A group of seniors at Arborg’s Sunrise Lodge are frustrated by a lack of response from Manitoba Housing in regards to concerns they’ve raised about an aggressive tenant who moved into the building roughly a year ago.
A spokesperson for the seniors, whom the Express has agreed to keep anonymous as they fear reprisal, said many seniors lock themselves in their apartments as they feel the tenant’s behaviour is escalating.
“The tenant is bullying and intimidating seniors who are 80 and 90 years old, calling them f-ing bitches. He has a F..k Trudeau sign on the outside of his apartment door that grandkids see when they come to visit their grandparents. He yells at people to ‘shut those f-ing kids up.’ He mocks a lady who has had a stroke when he walks past her,” said the spokesperson. “It’s been hellish.”
The tenant has also thrown other tenants’ laundry on the floor in the shared laundry room, ripped down meal sign-up sheets for a meal program and kicked over ceramic ornaments and plants that tenants have placed by their front doors, said the spokesperson.
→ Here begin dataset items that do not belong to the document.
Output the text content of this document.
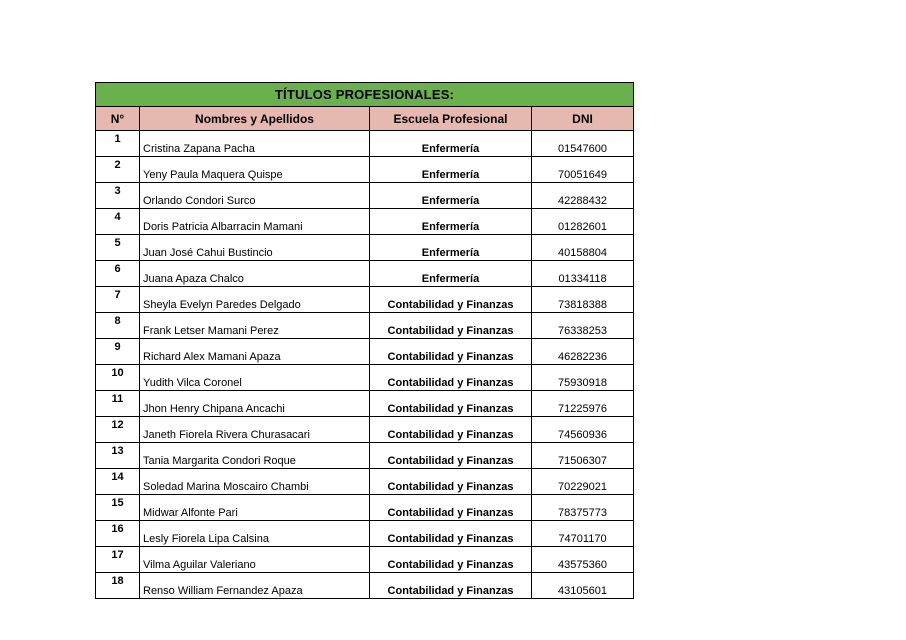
TÍTULOS PROFESIONALES:			
N°	Nombres y Apellidos	Escuela Profesional	DNI
1	Cristina Zapana Pacha	Enfermería	01547600
2	Yeny Paula Maquera Quispe	Enfermería	70051649
3	Orlando Condori Surco	Enfermería	42288432
4	Doris Patricia Albarracin Mamani	Enfermería	01282601
5	Juan José Cahui Bustincio	Enfermería	40158804
6	Juana Apaza Chalco	Enfermería	01334118
7	Sheyla Evelyn Paredes Delgado	Contabilidad y Finanzas	73818388
8	Frank Letser Mamani Perez	Contabilidad y Finanzas	76338253
9	Richard Alex Mamani Apaza	Contabilidad y Finanzas	46282236
10	Yudith Vilca Coronel	Contabilidad y Finanzas	75930918
11	Jhon Henry Chipana Ancachi	Contabilidad y Finanzas	71225976
12	Janeth Fiorela Rivera Churasacari	Contabilidad y Finanzas	74560936
13	Tania Margarita Condori Roque	Contabilidad y Finanzas	71506307
14	Soledad Marina Moscairo Chambi	Contabilidad y Finanzas	70229021
15	Midwar Alfonte Pari	Contabilidad y Finanzas	78375773
16	Lesly Fiorela Lipa Calsina	Contabilidad y Finanzas	74701170
17	Vilma Aguilar Valeriano	Contabilidad y Finanzas	43575360
18	Renso William Fernandez Apaza	Contabilidad y Finanzas	43105601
“There are common rules for everybody. You can’t rip down meal sign-up sheets. You can’t throw other people’s laundry on the floor. You can’t walk down the hallway and call seniors a f-ing bitch. But if people tell him that, I think in his mind he takes it as a personal attack,” said the spokesperson. “It’s hard for him because he’s not well. I have empathy for people that are not well. But this is not the place for him.”
The tenants think Manitoba Housing has been transferring low-income or homeless people from the city to rural communities where the provincial social housing department has buildings, said the spokesperson, and many have serious mental health issues that are perhaps not being addressed or monitored.
“At Sunrise Lodge there’s at least six people with very bad mental health problems,” said the spokesperson. “The people Manitoba Housing is putting in here have severe mental health problems and they don’t all have a support worker that’s monitoring them and helping them take their medications. There is really is no mental health facility for adults that need this kind of help. Where do you put someone that is not mentally well and needs help? Who has 24-hour care for these people?”
Manitoba Housing used to have a process for dealing with nuisance tenants, said the spokesperson. The first time you got a verbal warning, then a written notice and then you were asked to leave.
“I don’t know if these rules have changed. Nowadays, if you say something, it can be turned against you and they’ll say you’re discriminating against another person. So maybe Manitoba Housing has just pushed the rules aside,” they said. “But there has to be some rules so that we don’t have this kind of situation and people that are so scared and locking themselves in their rooms every day because of one person.”
A number of seniors have told the building manager about the aggressive behaviour, and the manager’s response has been that “if you don’t like it, you don’t have to live here.” Now they’re scared to continue raising concerns with the manager because they think they’ll be “pushed out if they complain.”
“Manitoba Housing is affordable. Everything else is around $1,400 or more for rent,” said the spokesperson. “A lot of people here came off the farm and they don’t have that kind of money. They can’t afford to go anywhere else.”
Manitoba Housing’s regional office was contacted and they were told a report was written. But nothing has happened and the seniors feel the situation is escalating, said the spokesperson.
“Nothing has been done. The seniors have a right to be safe in their own place,” they said. “I guess that’s why we have to go public because no one is helping us. Some of the seniors have put a complaint in writing and said they’re scared of him and it still falls on deaf ears. This can’t go on.”
The Express reached out the Manitoba Housing to ask what steps it has taken to protect seniors at Sunrise Lodge from aggressive behaviour, how it helps tenants who may be experiencing mental health issues and causing problems for other tenants, and whether unhoused people from the city are being placed in rural communities such as Arborg.
A spokesperson for Manitoba Housing said they’re working to resolve the concerns raised at Sunrise Lodge.
“Manitoba Housing’s goal is to promote safe, healthy communities that are inclusive, and encourage self-reliance and shared housing responsibility,” he said. “It takes all concerns brought to attention seriously and works with tenants to resolve them. Manitoba Housing staff are actively working to resolve the concerns brought forward by tenants at Sunrise Lodge.”